Pesquisa indica que limitar o consumo de açúcar durante a gestação e os primeiros anos de vida pode reduzir o risco de demência e Alzheimer décadas depois

Luis Gustavo, Da Redação*


O consumo elevado de açúcar nos primeiros anos de vida pode aumentar o risco de desenvolver demência na idade adulta, segundo um estudo publicado na revista científica Neurology, da Academia Americana de Neurologia. A pesquisa reforça a importância de uma alimentação equilibrada desde a gestação e nos primeiros anos de vida para proteger a saúde cerebral a longo prazo. 

 

Os pesquisadores analisaram dados de 64.737 pessoas nascidas no Reino Unido após a Segunda Guerra Mundial.

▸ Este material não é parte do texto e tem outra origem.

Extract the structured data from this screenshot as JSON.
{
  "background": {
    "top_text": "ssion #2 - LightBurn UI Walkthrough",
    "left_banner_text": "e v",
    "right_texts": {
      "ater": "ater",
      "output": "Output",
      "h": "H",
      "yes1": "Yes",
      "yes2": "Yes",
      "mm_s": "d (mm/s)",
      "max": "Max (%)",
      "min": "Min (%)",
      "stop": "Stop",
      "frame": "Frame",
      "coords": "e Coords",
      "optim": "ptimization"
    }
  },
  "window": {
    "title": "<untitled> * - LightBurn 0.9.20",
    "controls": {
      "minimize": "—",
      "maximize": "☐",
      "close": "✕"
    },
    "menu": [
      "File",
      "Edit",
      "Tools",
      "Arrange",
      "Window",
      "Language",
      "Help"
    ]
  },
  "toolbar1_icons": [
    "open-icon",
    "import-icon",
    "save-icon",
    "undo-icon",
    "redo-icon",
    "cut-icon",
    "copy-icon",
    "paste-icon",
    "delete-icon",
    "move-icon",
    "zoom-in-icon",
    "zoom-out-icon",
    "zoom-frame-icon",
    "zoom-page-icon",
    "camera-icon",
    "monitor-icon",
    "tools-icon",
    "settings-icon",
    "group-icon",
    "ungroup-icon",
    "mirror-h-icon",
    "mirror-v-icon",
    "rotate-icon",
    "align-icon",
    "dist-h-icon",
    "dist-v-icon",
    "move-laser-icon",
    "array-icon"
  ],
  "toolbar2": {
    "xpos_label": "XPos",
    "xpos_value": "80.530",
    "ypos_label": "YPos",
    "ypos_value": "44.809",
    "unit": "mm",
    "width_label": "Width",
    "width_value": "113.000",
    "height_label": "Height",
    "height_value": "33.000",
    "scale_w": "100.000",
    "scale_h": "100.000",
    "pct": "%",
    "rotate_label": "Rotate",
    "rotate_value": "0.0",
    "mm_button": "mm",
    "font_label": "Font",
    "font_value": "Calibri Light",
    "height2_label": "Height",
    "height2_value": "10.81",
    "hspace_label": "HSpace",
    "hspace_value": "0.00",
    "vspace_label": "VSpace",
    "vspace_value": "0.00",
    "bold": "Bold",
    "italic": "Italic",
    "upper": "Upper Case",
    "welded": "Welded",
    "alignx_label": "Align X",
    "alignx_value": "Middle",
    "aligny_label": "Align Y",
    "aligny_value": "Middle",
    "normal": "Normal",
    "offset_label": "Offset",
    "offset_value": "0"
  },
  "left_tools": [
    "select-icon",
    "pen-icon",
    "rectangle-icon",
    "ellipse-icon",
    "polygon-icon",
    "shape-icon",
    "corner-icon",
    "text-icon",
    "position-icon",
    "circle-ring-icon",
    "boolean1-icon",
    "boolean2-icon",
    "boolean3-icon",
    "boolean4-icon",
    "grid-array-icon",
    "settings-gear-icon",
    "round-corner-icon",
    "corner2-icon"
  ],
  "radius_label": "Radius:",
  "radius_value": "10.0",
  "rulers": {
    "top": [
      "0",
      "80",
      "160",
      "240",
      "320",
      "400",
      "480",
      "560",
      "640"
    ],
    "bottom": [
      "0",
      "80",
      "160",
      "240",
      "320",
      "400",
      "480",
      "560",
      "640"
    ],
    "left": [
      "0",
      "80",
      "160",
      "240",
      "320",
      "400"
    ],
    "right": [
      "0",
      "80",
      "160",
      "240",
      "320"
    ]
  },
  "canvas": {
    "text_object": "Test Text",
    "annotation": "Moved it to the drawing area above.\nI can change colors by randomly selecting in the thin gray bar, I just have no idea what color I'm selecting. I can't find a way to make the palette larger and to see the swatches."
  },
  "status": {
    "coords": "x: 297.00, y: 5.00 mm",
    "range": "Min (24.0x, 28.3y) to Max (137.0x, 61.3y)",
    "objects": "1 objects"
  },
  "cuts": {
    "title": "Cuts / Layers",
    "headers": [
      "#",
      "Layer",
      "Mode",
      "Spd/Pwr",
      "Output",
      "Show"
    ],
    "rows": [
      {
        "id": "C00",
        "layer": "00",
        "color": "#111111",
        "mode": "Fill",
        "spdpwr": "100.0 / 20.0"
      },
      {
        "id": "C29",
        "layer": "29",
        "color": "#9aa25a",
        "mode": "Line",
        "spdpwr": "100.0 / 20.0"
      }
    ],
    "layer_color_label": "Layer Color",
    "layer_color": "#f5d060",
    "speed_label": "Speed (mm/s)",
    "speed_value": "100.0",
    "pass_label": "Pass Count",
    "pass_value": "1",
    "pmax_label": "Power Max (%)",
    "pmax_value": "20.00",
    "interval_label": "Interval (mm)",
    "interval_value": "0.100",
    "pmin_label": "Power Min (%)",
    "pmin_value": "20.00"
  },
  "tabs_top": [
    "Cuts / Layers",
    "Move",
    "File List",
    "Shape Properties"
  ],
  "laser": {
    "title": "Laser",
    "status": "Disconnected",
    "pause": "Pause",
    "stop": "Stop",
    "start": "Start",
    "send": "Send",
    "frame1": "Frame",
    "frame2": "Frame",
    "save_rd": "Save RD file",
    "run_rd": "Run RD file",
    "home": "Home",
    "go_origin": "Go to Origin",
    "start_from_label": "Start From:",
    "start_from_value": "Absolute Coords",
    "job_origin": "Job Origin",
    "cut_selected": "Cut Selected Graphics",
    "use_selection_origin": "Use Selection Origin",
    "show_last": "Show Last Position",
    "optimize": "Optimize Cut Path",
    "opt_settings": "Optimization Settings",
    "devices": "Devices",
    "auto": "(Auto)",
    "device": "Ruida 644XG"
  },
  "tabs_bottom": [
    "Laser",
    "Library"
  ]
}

O estudo aproveitou o período em que o país encerrou o racionamento de açúcar, em 1953, permitindo comparar indivíduos expostos a diferentes níveis de consumo do alimento durante os primeiros mil dias de vida — período que vai da gestação até aproximadamente os dois anos de idade. 

 

Os resultados mostraram que pessoas que tiveram menor exposição ao açúcar nesse período apresentaram um risco 21% menor de desenvolver demência por qualquer causa e 23% menor de desenvolver a doença de Alzheimer, quando comparadas àquelas que consumiram mais açúcar na infância. 

 

Além da análise dos registros médicos, parte dos participantes também passou por exames de ressonância magnética cerebral e testes cognitivos. Os pesquisadores observaram sinais de melhor preservação da estrutura cerebral e do desempenho cognitivo entre aqueles que tiveram restrição ao açúcar nos primeiros anos de vida. 

 

Os cientistas ressaltam que o estudo é observacional e, portanto, não comprova uma relação direta de causa e efeito. Ainda assim, os resultados reforçam as recomendações de especialistas para limitar o consumo de açúcares adicionados durante a gestação e na alimentação infantil, medida que pode trazer benefícios duradouros para a saúde e reduzir fatores de risco relacionados ao desenvolvimento de doenças neurodegenerativas no futuro. *Com informações da CNN.